COMPETITIONS: As in most competitions, there are a number of criteria—aesthetics, sustainability, innovation and possibly budget considerations.


LP: All of those factored in, sustainability in particular. Architects all had to speak to it, as well as the earthquake-resistant factor. Budget was also addressed. The most meaningful presentations were the ones that integrated the discussion of sustainability into the architectural, conceptual basis of the work. Because it’s a new district, and because there’s very little is there, what is the sense of what could this iconic cultural center be, and how could it be iconic? Could it be a place people just want to go to a museum or library? Tourists aren’t necessarily going to a library. To draw anyone from the city to this place, and at the same time have something with a ‘wow’ factor—something people visiting the city would want to come and see—because there is no collection yet. It’s not clear yet what the museum is going to be—a culture shed or something, if it would affiliate with other museums, or just have temporary exhibitions.
   Budget was addressed, as well as methods of construction.

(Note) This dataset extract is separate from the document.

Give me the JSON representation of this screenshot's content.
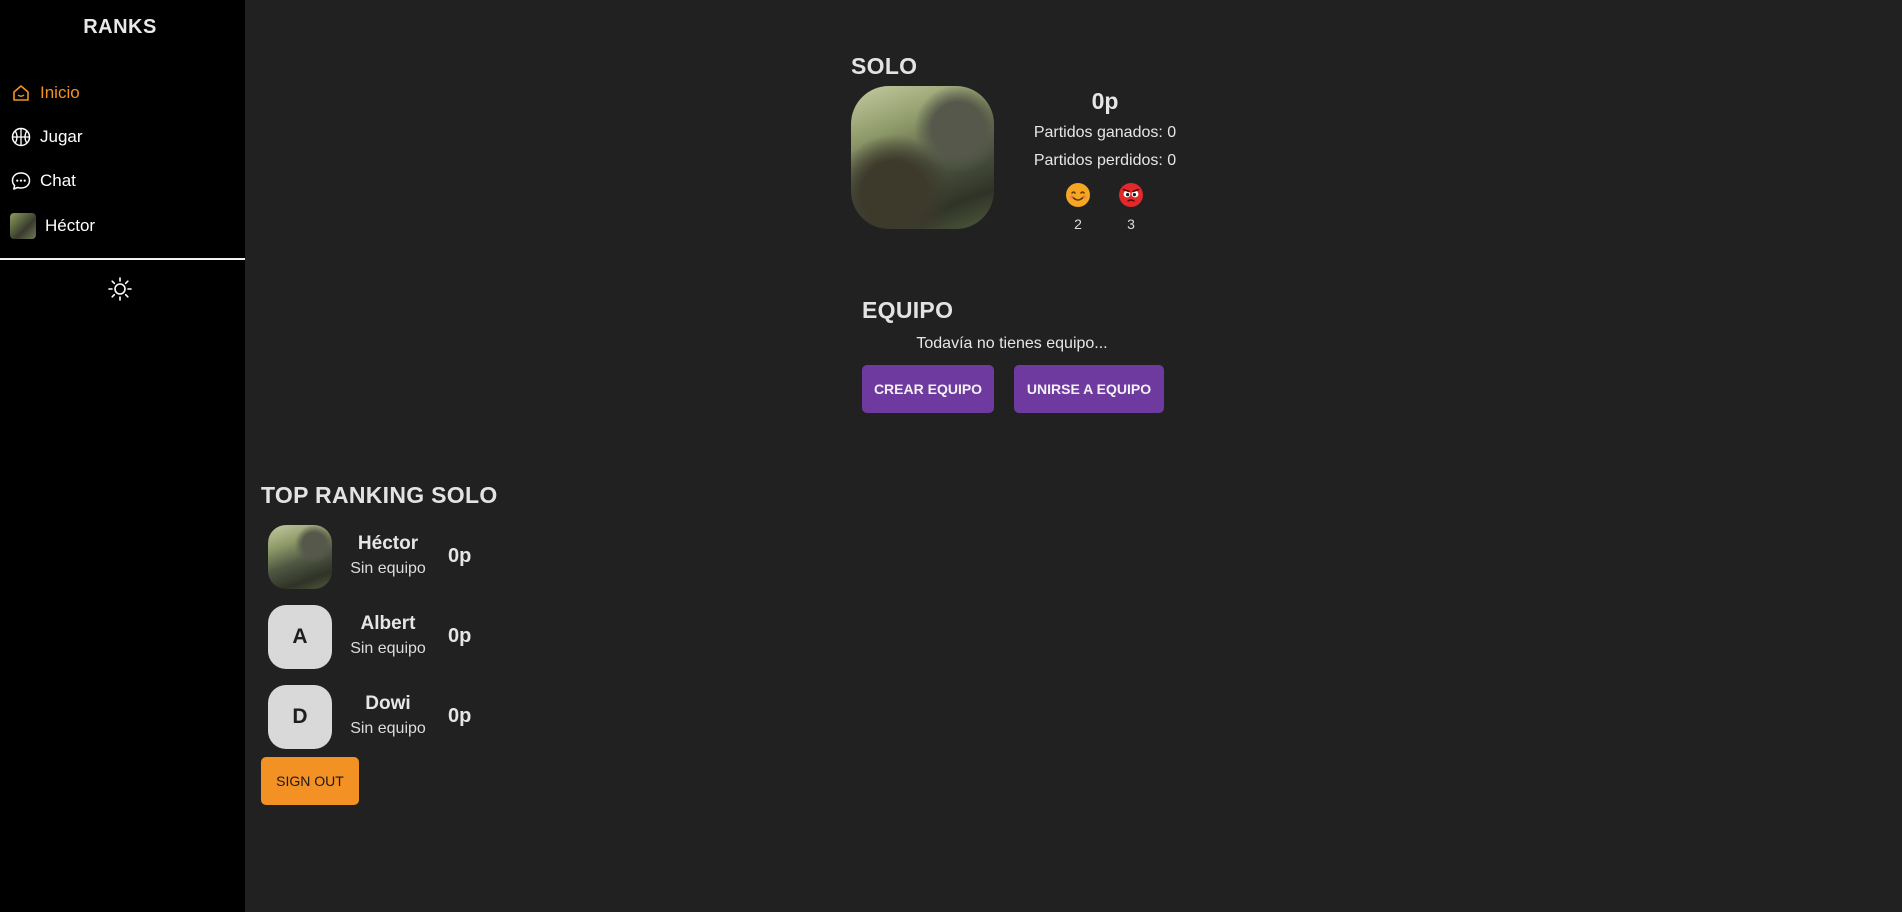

There was a sense with the SANAA project that the conceptual approach of this individual glazed roof was a beautiful approach, but accessible from the ground, didn’t have to be so tall in order to be able to manage the cost.

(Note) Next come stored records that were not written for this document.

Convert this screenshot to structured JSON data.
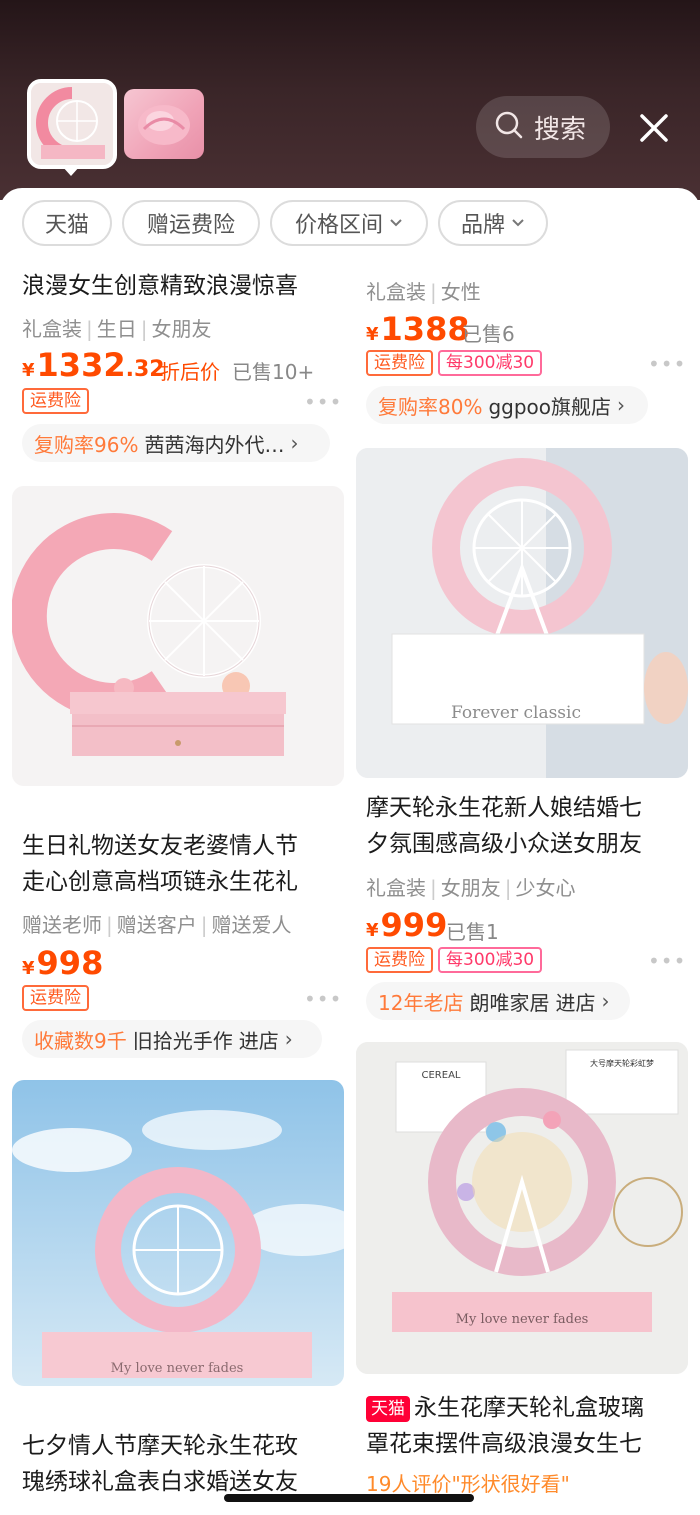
{
  "search": {
    "label": "搜索"
  },
  "filters": [
    {
      "label": "天猫",
      "dropdown": false
    },
    {
      "label": "赠运费险",
      "dropdown": false
    },
    {
      "label": "价格区间",
      "dropdown": true
    },
    {
      "label": "品牌",
      "dropdown": true
    }
  ],
  "products": [
    {
      "title_lines": [
        "浪漫女生创意精致浪漫惊喜"
      ],
      "tags": [
        "礼盒装",
        "生日",
        "女朋友"
      ],
      "price_int": "1332",
      "price_dec": ".32",
      "price_note": "折后价",
      "sold": "已售10+",
      "badges": [
        "运费险"
      ],
      "shop_highlight": "复购率96%",
      "shop_name": "茜茜海内外代…"
    },
    {
      "tags": [
        "礼盒装",
        "女性"
      ],
      "price_int": "1388",
      "sold": "已售6",
      "badges": [
        "运费险",
        "每300减30"
      ],
      "shop_highlight": "复购率80%",
      "shop_name": "ggpoo旗舰店"
    },
    {
      "image_text": "",
      "title_lines": [
        "生日礼物送女友老婆情人节",
        "走心创意高档项链永生花礼"
      ],
      "tags": [
        "赠送老师",
        "赠送客户",
        "赠送爱人"
      ],
      "price_int": "998",
      "badges": [
        "运费险"
      ],
      "shop_highlight": "收藏数9千",
      "shop_name": "旧拾光手作",
      "shop_enter": "进店"
    },
    {
      "image_text": "Forever classic",
      "title_lines": [
        "摩天轮永生花新人娘结婚七",
        "夕氛围感高级小众送女朋友"
      ],
      "tags": [
        "礼盒装",
        "女朋友",
        "少女心"
      ],
      "price_int": "999",
      "sold": "已售1",
      "badges": [
        "运费险",
        "每300减30"
      ],
      "shop_highlight": "12年老店",
      "shop_name": "朗唯家居",
      "shop_enter": "进店"
    },
    {
      "image_text": "My love never fades",
      "title_lines": [
        "七夕情人节摩天轮永生花玫",
        "瑰绣球礼盒表白求婚送女友"
      ]
    },
    {
      "image_text": "My love never fades",
      "image_sign": "CEREAL",
      "image_card_title": "大号摩天轮彩虹梦",
      "tmall_tag": "天猫",
      "title_lines": [
        "永生花摩天轮礼盒玻璃",
        "罩花束摆件高级浪漫女生七"
      ],
      "review": "19人评价\"形状很好看\""
    }
  ],
  "colors": {
    "accent": "#ff4a00",
    "tmall": "#ff0036",
    "topbar": "#2a1a1c"
  }
}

COMPETITIONS: I noticed that some of the jurors remarked that SANAA’s proposal appeared to be somewhat underdeveloped. You are not looking for every nut and bolt; but as they have done some major projects, does that give you confidence that they could make changes which could still retain the essential features of the project?


LP: I think so. A firm’s experience plays a role. In this case definitely—if you go to see the New Museum in lower Manhattan. And looking at that expanded metal screen, which shows up in the Taichung proposal, you might think, ‘Isn’t it going to get dirty?’ But the level of simplicity in the final distilled architectural result in SANAA’s project is pronounced. I think the jury saw potential for the relationship between the two skins—the glass skin and mesh skin—that the relationship between them and their roles could be developed. SANAA was one of two proposals focused exclusively on semi-outdoor spaces, which is really significant in the city of Taichung, because the climate allows you to be outside most of the year. We were in the middle of a typhoon during the second round; so there was a tremendous rain. So we were very conscious of how it would be for the covered spaces. Outside of that, shaded spaces were very important, since people are outside year around. But it can be almost painful outside when you don’t have protection from the sun. The idea that the role of the mesh layer in the SANAA project could be significant in articulating and supporting the semi-outdoor spaces.

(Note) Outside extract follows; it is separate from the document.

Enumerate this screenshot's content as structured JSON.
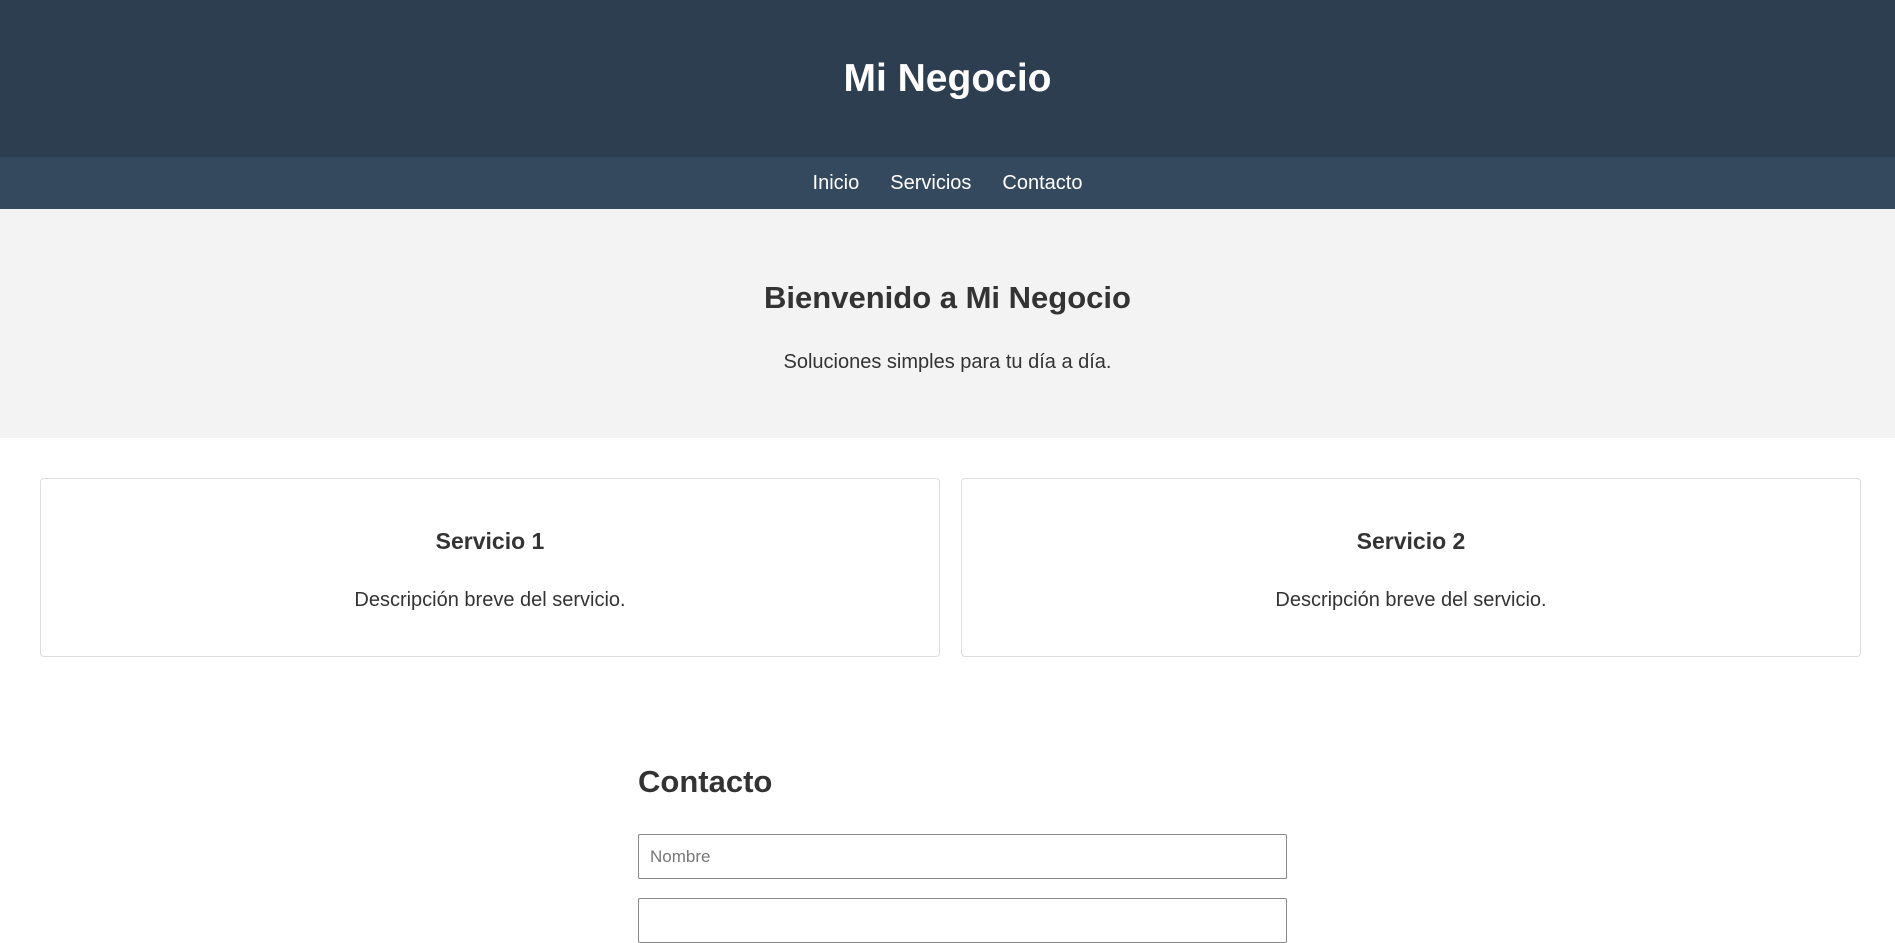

COMPETITIONS: Was the winning design for the tower at the other end of the park by Fujimoto in anyone’s mind while you were discussing these projects?


LP: I think Fujimoto’s tower was in people’s mind. We also had the park by Rahm and Mossbach’s design in mind. The tower is an architectural icon of sorts, and this project would also be one of sorts, at least certainly as an entrance to the park and the subject of an international competition. We didn’t see the ‘wave pool’, since it is enclosed in separate building. As a separate venue, some did try to indicate a connection to it. As for the new convention center to the north, it is somewhat of an unknown as a northern mass, with no idea how the opening of that building would occur. Some might have said the SANAA project was a bit undeveloped in some ways. But the images of Fujimoto tower are expressive expressive. It’s hard to really understand what it is. But the SANAA project is not conceptually underdeveloped. It has strong enough set of interrelated concepts. So one could understand how it could be developed, that how those concepts could allow for the distilling of all those huge number of factors and requirements to make something that would be memorable, welcoming, pleasurable and beautiful, and would also relate to the park.

I recall that SANAA and Catherine Mossbach collaborated on the project for the Louvre. So one positive happenstance is that Ricky Liu, collaborating on the Cultural Center with SANAA, is also the collaborator with Rahm/Mossbach on the park project.